Protokoll der Sitzung vom 10.11.2016

Sie hatten in Ihrem Papier zur Verwaltungsreform auch die Möglichkeit einer verpflichtenden Kooperation vorgesehen. Das spielt hier keine Rolle mehr. Sie haben erkannt, dass das sehr problematisch ist.

(Dr. Redmann [CDU]: Warum soll das problematisch sein?)

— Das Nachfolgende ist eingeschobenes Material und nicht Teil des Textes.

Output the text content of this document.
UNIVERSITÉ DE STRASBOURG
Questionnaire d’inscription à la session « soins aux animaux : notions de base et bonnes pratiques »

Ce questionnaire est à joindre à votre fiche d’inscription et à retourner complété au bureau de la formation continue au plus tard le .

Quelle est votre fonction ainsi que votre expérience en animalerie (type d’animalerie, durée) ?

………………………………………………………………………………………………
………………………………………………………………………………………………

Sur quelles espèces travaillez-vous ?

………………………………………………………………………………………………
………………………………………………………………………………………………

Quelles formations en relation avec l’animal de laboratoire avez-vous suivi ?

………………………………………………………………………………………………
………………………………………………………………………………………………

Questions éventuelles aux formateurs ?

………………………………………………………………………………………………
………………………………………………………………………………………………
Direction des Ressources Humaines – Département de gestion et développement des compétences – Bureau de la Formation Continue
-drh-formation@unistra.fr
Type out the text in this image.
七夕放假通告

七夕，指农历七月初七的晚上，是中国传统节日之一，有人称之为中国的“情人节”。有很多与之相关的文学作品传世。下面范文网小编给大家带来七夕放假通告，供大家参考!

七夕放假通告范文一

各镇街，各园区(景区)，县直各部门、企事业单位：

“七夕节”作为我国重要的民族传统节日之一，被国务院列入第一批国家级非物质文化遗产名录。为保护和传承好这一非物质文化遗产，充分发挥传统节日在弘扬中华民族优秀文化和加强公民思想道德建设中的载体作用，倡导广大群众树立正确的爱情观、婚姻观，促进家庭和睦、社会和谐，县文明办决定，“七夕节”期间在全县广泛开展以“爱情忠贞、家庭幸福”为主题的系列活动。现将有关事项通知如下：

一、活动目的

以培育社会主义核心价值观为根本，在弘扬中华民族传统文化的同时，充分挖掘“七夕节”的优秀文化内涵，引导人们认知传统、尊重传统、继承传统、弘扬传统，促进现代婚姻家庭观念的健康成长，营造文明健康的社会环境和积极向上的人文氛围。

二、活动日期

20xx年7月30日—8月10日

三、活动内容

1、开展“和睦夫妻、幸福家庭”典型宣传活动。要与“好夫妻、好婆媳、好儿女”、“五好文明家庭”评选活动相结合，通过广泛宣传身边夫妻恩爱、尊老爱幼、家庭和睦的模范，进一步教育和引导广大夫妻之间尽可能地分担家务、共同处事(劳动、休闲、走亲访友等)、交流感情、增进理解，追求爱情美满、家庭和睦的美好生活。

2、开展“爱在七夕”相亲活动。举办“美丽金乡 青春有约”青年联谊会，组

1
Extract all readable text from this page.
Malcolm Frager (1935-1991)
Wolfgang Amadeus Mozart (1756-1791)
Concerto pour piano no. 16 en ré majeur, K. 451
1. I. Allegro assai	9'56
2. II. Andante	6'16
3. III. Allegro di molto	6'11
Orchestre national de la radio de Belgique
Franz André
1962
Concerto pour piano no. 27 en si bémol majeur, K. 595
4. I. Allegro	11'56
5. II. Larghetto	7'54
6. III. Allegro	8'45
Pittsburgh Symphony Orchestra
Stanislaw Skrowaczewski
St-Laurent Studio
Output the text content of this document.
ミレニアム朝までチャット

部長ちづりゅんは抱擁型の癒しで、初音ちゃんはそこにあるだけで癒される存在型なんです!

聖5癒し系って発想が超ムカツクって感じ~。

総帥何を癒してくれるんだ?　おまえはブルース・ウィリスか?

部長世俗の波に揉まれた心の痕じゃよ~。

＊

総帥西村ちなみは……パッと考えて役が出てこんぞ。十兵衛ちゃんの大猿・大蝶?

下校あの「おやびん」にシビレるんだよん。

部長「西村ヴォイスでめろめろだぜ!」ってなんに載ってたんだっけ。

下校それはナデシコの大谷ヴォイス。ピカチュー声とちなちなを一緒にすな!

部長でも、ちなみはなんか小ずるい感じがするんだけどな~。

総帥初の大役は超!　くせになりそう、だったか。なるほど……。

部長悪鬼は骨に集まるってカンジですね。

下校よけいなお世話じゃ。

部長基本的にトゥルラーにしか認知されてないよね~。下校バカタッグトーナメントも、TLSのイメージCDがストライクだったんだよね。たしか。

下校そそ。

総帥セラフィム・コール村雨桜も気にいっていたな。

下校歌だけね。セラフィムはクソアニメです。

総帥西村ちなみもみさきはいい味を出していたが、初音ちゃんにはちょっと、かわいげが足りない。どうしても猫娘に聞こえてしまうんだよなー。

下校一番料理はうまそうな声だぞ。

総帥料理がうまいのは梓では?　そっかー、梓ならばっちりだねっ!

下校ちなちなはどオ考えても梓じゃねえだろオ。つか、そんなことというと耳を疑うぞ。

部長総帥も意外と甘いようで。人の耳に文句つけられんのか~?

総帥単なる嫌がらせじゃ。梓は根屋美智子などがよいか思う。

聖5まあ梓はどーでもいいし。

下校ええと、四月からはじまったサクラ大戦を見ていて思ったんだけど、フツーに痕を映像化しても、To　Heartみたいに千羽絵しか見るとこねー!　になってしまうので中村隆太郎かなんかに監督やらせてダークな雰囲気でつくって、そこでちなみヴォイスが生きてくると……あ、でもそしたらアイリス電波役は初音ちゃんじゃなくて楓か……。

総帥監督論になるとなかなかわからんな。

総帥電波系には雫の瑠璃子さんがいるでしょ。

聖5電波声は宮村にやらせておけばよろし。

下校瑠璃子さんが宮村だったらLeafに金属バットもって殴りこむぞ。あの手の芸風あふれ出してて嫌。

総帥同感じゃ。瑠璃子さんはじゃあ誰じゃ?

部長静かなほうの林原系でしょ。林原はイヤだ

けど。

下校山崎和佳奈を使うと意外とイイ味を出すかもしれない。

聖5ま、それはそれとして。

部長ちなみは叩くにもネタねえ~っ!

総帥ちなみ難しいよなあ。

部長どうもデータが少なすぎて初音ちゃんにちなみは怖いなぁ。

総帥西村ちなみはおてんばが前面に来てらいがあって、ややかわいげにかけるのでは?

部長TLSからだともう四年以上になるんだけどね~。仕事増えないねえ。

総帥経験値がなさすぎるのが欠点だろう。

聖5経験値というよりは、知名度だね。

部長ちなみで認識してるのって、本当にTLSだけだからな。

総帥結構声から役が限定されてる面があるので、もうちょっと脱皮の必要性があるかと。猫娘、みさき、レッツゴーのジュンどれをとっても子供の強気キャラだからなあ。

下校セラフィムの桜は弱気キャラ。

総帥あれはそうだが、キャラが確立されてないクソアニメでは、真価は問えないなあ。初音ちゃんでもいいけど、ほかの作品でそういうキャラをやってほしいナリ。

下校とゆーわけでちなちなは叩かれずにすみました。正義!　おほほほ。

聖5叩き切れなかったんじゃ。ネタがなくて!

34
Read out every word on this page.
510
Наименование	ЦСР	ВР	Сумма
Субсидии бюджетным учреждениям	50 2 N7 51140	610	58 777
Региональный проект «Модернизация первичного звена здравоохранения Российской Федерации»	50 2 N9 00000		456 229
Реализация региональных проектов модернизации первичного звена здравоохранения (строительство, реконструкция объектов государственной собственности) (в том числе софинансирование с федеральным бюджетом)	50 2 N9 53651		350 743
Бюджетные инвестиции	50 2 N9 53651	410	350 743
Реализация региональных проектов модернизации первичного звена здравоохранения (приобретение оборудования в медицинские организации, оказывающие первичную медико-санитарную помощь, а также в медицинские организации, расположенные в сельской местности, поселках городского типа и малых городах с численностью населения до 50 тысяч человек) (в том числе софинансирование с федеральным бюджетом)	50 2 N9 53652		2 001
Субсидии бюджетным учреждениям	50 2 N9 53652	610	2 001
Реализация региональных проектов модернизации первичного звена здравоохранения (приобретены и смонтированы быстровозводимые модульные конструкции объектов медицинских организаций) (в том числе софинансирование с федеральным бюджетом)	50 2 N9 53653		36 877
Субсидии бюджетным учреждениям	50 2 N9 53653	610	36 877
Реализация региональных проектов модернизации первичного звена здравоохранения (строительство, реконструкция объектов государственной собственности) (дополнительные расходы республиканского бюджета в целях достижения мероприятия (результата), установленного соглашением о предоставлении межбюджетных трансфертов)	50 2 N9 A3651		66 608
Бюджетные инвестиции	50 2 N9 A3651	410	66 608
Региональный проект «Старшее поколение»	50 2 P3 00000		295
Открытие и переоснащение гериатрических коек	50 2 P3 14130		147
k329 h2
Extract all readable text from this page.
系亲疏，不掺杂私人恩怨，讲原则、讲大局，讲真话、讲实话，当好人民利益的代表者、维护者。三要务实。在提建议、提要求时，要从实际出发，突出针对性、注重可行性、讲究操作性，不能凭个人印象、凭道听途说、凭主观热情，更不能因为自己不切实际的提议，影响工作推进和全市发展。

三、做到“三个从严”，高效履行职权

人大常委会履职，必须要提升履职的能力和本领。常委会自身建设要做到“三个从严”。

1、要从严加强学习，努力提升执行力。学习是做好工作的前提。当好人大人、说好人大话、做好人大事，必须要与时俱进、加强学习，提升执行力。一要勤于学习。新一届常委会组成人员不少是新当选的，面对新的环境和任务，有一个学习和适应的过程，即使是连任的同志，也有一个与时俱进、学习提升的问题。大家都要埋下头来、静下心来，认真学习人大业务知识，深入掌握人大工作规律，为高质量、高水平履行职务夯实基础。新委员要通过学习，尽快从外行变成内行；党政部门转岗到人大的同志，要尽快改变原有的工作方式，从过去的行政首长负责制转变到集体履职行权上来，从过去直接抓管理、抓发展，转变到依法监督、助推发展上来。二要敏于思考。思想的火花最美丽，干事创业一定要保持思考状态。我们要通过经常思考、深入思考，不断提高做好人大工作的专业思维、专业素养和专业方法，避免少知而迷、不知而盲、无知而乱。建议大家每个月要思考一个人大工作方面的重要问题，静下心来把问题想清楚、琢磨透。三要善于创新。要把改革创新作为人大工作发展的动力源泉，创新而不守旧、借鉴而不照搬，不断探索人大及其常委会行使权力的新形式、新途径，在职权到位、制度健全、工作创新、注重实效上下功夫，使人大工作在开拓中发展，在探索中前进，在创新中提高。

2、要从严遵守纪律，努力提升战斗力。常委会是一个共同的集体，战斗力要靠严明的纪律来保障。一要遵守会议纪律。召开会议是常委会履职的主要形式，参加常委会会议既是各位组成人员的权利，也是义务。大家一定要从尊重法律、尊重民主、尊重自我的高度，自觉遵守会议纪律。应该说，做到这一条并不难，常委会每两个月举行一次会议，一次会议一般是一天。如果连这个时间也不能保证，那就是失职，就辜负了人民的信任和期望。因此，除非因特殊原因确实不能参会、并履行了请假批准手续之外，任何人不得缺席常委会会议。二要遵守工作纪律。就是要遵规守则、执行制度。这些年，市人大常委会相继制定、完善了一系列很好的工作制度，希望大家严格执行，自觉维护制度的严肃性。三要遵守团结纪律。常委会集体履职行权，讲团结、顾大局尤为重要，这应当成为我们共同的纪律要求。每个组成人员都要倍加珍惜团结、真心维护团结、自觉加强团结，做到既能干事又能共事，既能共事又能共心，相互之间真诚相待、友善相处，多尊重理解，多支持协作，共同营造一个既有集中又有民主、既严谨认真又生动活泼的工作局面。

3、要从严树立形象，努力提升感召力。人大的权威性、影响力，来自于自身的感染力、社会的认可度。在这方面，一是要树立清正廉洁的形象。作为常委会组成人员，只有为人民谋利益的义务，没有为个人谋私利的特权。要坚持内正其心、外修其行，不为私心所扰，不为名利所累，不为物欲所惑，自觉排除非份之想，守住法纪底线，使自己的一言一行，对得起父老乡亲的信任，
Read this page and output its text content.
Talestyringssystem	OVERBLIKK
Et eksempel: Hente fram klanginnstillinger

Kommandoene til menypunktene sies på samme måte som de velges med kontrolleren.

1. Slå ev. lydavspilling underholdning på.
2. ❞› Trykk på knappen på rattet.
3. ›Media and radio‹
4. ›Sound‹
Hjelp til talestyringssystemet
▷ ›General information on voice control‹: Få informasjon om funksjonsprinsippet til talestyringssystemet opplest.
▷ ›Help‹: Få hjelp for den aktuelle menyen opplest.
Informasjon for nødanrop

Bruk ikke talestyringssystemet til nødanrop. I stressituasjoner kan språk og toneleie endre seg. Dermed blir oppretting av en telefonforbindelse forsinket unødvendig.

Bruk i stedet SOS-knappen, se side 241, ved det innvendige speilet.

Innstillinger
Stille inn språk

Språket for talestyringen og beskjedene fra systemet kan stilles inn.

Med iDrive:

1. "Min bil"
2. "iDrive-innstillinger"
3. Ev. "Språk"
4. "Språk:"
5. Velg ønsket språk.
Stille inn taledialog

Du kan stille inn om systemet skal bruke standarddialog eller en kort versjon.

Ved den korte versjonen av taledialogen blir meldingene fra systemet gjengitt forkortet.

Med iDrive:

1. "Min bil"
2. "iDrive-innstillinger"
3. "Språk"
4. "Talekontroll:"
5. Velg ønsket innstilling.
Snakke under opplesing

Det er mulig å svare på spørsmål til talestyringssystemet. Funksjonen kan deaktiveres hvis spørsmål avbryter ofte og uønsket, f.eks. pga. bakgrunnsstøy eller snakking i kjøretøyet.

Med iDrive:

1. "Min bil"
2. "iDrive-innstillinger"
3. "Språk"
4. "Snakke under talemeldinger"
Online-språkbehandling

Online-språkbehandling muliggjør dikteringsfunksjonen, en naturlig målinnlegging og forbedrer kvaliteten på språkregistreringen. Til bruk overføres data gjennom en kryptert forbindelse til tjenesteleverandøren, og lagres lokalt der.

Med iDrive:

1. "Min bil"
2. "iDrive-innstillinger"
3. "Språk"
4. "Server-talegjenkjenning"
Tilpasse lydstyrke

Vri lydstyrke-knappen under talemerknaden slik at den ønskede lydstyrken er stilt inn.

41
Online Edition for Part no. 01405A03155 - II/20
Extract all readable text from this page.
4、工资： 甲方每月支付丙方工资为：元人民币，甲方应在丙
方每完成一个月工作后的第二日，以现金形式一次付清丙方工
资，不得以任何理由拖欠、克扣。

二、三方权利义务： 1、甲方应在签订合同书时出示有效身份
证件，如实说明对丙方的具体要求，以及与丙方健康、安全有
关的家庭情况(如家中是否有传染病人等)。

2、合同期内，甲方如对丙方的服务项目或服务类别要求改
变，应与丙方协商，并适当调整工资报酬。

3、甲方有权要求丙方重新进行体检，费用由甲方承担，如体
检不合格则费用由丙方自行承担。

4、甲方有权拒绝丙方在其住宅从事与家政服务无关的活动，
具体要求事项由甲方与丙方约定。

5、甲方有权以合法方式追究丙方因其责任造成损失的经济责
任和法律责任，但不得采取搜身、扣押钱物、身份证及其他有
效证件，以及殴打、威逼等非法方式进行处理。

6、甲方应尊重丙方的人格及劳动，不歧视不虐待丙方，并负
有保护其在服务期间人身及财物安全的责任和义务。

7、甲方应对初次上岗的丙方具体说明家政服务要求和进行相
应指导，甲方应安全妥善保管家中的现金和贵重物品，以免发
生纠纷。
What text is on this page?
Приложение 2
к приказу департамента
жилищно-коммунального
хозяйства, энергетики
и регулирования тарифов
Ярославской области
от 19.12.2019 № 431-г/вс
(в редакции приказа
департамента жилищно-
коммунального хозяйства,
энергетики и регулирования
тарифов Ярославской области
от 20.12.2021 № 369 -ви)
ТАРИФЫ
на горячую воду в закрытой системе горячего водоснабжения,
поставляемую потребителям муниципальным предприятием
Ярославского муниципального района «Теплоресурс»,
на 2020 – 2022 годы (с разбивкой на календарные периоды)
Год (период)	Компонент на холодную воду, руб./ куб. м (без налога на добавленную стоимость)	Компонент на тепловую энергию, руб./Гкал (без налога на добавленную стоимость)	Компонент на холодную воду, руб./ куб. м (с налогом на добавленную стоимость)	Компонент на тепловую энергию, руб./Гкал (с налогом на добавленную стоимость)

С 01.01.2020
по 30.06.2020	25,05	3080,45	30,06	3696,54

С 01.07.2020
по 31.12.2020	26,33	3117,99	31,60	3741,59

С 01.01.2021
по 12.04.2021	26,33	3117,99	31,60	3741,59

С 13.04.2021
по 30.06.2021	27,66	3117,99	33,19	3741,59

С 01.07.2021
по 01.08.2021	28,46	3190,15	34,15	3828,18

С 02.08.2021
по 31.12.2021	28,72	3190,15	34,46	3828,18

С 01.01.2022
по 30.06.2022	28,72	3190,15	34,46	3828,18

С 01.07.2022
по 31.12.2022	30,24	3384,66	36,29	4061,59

Dafür gibt es mit dem Gesetz über kommunale Gemeinschaftsarbeit entsprechende Möglichkeiten. Die haben wir unter RotRot noch ausgebaut. Ich verweise auf den Abschlussbericht der Enquetekommission 5/2. Dort heißt es auf Seite 6:

„Die Mehrheit der Mitglieder der Kommission weist aber darauf hin, dass die Bildung von Zweckverbänden oder der Abschluss von öffentlich-rechtlichen Vereinbarungen nach dem Gesetz über kommunale Gemeinschaftsarbeit nicht zwingend zu dauerhaft stabilen und tragfähigen Strukturen führen muss. Zudem ist die Meinungsbildung in den Entscheidungsgremien mit Problemen verbunden und wirft auch Fragen nach einer ausreichenden demokratischen Legitimität auf. Kooperationen sind nach Auffassung der Enquete-Kommission kein Ersatz für eine umfassende Kommunalverwaltungsstrukturreform.“

Das haben wir vor ein paar Jahren schon festgestellt. Das ist also etwas, was Sie zur Kenntnis hätten nehmen können.

Meine Damen und Herren, mit Ihrem Antrag erwecken Sie den Eindruck, die eigentlich unstrittigen Schwachpunkte kommunaler Kooperation könnten durch ein Konzept zur Förderung der interkommunalen Zusammenarbeit umgangen werden. Ein solches Konzept, das die Antragsteller nicht einmal ansatzweise inhaltlich definieren, soll die Landesregierung bis Mitte nächsten Jahres vorlegen.

Herr Abgeordneter Scharfenberg, lassen Sie eine Zwischenfrage zu?

Selbstverständlich.

Gut, dann bitte schön.

Vielen Dank dafür; das ist in jüngster Zeit hier im Parlament leider nicht mehr selbstverständlich gewesen.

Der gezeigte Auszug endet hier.